Le décrochage scolaire
64La recherche empirique québécoise sur l’abandon des études a privilégié l’investigation des facteurs liés à l’expérience individuelle du décrocheur. Sur le plan méthodologique, les études présentent une forme transversale ou longitudinale rétrospective et, dans une moindre mesure, une approche longitudinale prospective. Les garçons sont plus nombreux à décrocher que les filles ; par contre, le sexe perd sa valeur prédictive une fois que les facteurs de risque scolaires et familiaux sont connus (Janosz, Le Blanc, Boulerice et Tremblay, 1997). La majorité des décrocheurs quittent l’école secondaire à l’âge de 16 ou 17 ans ; les décrocheurs de 15 ans et moins représentant entre 11 % et 19 % de la population étudiée, selon Hrimech, Théoret, Hardy et Gariépy (1993). Les élèves dont la langue maternelle est le français sont plus nombreux à décrocher que les élèves de langue maternelle anglaise ; en revanche, les données sur l’origine ethnique sont peu nombreuses et inconsistantes (Hrimech, Théoret, Hardy et Gariépy, 1993).

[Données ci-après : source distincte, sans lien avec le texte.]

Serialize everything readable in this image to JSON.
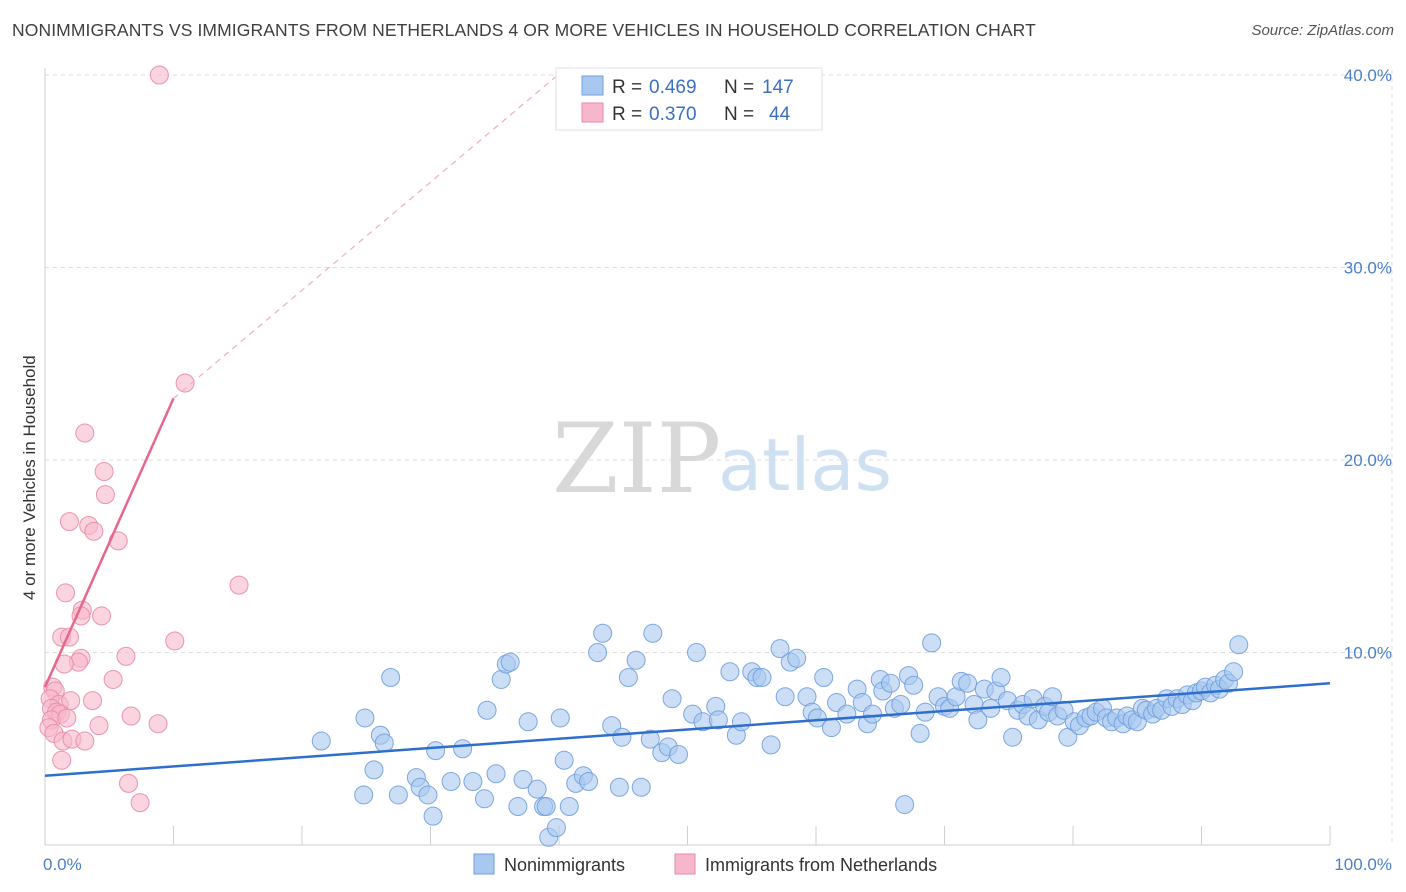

65Étant donné la nature même de la problématique, il n’est pas étonnant de constater que la qualité de l’expérience scolaire est un des plus puissants facteurs prédictifs du décrochage scolaire (Janosz, Le Blanc, Boulerice et Tremblay, 1997). Parmi les facteurs de risque les plus importants qui ont été identifiés, notons l’échec et le retard scolaires, une motivation et un sentiment de compétence faibles, des aspirations scolaires moins élevées, des problèmes d’agressivité et d’indiscipline, l’absentéisme ainsi qu’un faible investissement dans les activités scolaires et parascolaires (Horwich, 1980 ; Hrimech, Théoret, Hardy et Gariépy, 1993 ; Janosz, Le Blanc, Boulerice et Tremblay, 1997 ; Vitaro, Brendgen, Ladouceur et Tremblay, 2001 ; Janosz et autres, 2009).
66En ce qui concerne les habitudes de vie, les facteurs de risque sont : consommer des psychotropes, flâner, avoir une conduite délinquante, fréquenter beaucoup les personnes du sexe opposé (Janosz, Le Blanc, Boulerice et Tremblay, 1997). Au plan des relations entre pairs, les futurs décrocheurs s’associent plus souvent à des pairs dont les aspirations scolaires sont peu élevées, qui sont eux-mêmes décrocheurs ou potentiellement décrocheurs, ou qui affichent des problèmes de comportement (Horwich, 1980 ; Janosz, Le Blanc, Boulerice et Tremblay, 1997 ; Vitaro, Brendgen, Ladouceur et Tremblay, 2001). Des relations conflictuelles avec les enseignants apparaissent comme un facteur prédictif du décrochage (Janosz et autres, 2001) alors que des relations chaleureuses avec ces derniers favorisent la réussite scolaire (Fallu et Janosz, 2003).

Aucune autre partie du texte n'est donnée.